Q4 operating metrics
Net adds -13,000 (Q3: -43,000)   Total revenue £421m (Q3: £422m)
Fully unbundled net adds 100k (Q3: 63k)   Broadband revenue £313m (Q3: £312m)
On-net customers 92% (Q3: 90%)   Broadband ARPU £25.6 (Q3: £25.3m)
Plus customers 1m (Q3: 883,000)      

Dido Harding, Chief Executive of TalkTalk commented:

We have delivered our 20% EBITDA margin target significantly ahead of schedule. Our focus on improving customer service has driven a real improvement in customer numbers and we are on track to deliver total customer growth in the current quarter. Our strategy has delivered a materially more profitable and stable customer base and a leaner, more efficient cost structure, giving us a strong platform from which to invest in growth opportunities such as YouView.

We are underscoring our confidence in the long term prospects for the business by raising our medium term EBITDA margin target to 25% and a commitment to grow the FY13 and FY14 dividend by at least 15% per annum, while at the same time investing in growth.

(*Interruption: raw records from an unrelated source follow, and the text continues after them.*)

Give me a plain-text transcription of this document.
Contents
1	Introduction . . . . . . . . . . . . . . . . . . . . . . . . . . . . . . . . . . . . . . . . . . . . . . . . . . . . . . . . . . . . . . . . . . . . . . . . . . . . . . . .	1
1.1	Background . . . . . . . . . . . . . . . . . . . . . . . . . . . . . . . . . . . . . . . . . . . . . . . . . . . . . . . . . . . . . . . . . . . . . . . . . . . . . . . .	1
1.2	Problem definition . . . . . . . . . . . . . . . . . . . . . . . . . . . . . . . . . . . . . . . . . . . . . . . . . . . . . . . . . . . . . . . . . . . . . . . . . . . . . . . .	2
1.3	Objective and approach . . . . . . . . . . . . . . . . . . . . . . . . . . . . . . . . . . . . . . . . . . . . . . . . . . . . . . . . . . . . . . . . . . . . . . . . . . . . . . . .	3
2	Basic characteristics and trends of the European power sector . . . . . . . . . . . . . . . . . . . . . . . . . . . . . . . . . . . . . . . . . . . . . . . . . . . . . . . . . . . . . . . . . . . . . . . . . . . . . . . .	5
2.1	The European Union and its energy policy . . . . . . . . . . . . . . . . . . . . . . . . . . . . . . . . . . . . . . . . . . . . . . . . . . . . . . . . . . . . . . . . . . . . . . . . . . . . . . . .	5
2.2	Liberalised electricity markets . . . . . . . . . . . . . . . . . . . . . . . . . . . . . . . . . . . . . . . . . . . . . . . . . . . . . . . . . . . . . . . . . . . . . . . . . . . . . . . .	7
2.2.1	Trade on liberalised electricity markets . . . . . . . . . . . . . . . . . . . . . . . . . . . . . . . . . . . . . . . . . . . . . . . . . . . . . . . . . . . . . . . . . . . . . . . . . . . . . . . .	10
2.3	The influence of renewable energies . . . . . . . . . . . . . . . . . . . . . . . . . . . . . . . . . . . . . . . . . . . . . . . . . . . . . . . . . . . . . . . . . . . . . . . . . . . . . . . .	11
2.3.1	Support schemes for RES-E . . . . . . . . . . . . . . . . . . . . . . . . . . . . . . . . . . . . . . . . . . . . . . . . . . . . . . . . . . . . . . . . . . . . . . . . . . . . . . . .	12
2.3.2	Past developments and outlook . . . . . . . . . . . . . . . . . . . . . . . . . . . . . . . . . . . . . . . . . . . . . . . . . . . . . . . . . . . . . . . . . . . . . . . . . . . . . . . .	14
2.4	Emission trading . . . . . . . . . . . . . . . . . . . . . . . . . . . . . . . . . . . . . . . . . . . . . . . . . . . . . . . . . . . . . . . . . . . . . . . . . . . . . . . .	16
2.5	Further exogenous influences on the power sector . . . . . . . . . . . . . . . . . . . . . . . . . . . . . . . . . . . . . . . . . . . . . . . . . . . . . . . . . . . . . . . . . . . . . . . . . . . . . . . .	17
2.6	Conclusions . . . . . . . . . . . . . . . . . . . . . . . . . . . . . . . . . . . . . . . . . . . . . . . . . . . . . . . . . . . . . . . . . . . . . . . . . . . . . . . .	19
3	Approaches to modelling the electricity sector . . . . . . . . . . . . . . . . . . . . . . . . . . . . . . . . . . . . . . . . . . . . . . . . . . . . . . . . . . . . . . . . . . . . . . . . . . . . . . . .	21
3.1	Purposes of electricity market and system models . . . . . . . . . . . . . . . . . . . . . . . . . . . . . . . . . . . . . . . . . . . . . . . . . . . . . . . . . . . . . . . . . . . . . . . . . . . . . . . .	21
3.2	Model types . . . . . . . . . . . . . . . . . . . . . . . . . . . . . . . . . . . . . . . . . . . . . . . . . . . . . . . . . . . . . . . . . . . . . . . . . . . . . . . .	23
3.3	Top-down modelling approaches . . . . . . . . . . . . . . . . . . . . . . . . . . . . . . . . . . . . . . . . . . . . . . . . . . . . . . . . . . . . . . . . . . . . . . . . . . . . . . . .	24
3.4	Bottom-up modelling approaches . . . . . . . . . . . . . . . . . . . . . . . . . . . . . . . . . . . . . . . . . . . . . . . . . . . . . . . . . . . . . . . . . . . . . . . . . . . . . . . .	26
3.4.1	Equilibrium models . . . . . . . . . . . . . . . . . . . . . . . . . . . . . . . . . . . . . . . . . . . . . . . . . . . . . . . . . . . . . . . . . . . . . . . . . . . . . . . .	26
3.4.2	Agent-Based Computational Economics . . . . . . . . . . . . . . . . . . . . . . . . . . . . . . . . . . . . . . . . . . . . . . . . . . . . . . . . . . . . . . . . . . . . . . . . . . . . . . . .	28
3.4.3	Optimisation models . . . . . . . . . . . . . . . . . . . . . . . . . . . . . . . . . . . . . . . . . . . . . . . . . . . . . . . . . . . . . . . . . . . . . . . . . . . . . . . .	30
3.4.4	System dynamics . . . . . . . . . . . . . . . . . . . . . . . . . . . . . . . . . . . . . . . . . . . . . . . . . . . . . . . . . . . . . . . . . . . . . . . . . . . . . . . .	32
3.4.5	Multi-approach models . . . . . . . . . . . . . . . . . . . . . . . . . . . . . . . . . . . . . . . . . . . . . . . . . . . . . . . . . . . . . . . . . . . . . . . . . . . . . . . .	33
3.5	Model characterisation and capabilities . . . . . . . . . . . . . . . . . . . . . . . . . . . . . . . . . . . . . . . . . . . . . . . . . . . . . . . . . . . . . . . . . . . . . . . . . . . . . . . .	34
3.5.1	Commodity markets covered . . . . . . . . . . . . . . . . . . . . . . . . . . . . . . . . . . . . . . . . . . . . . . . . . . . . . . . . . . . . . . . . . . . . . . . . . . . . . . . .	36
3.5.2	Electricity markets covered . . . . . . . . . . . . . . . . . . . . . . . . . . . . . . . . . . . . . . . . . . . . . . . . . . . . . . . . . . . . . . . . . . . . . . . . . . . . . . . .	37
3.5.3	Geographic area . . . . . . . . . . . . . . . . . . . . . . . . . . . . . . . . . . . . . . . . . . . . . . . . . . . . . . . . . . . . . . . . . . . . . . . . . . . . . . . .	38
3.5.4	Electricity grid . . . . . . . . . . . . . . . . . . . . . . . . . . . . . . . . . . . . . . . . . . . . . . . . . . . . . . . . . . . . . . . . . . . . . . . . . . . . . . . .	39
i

We will achieve our growth and margin targets through continued expansion of our network, further operating efficiencies, adding more services to become a genuine quad play, growing scale in our business to business operations and increasing our sales of superfast broadband. We believe the successful implementation of this strategy, supported by our financial strength, will deliver significant customer and shareholder value.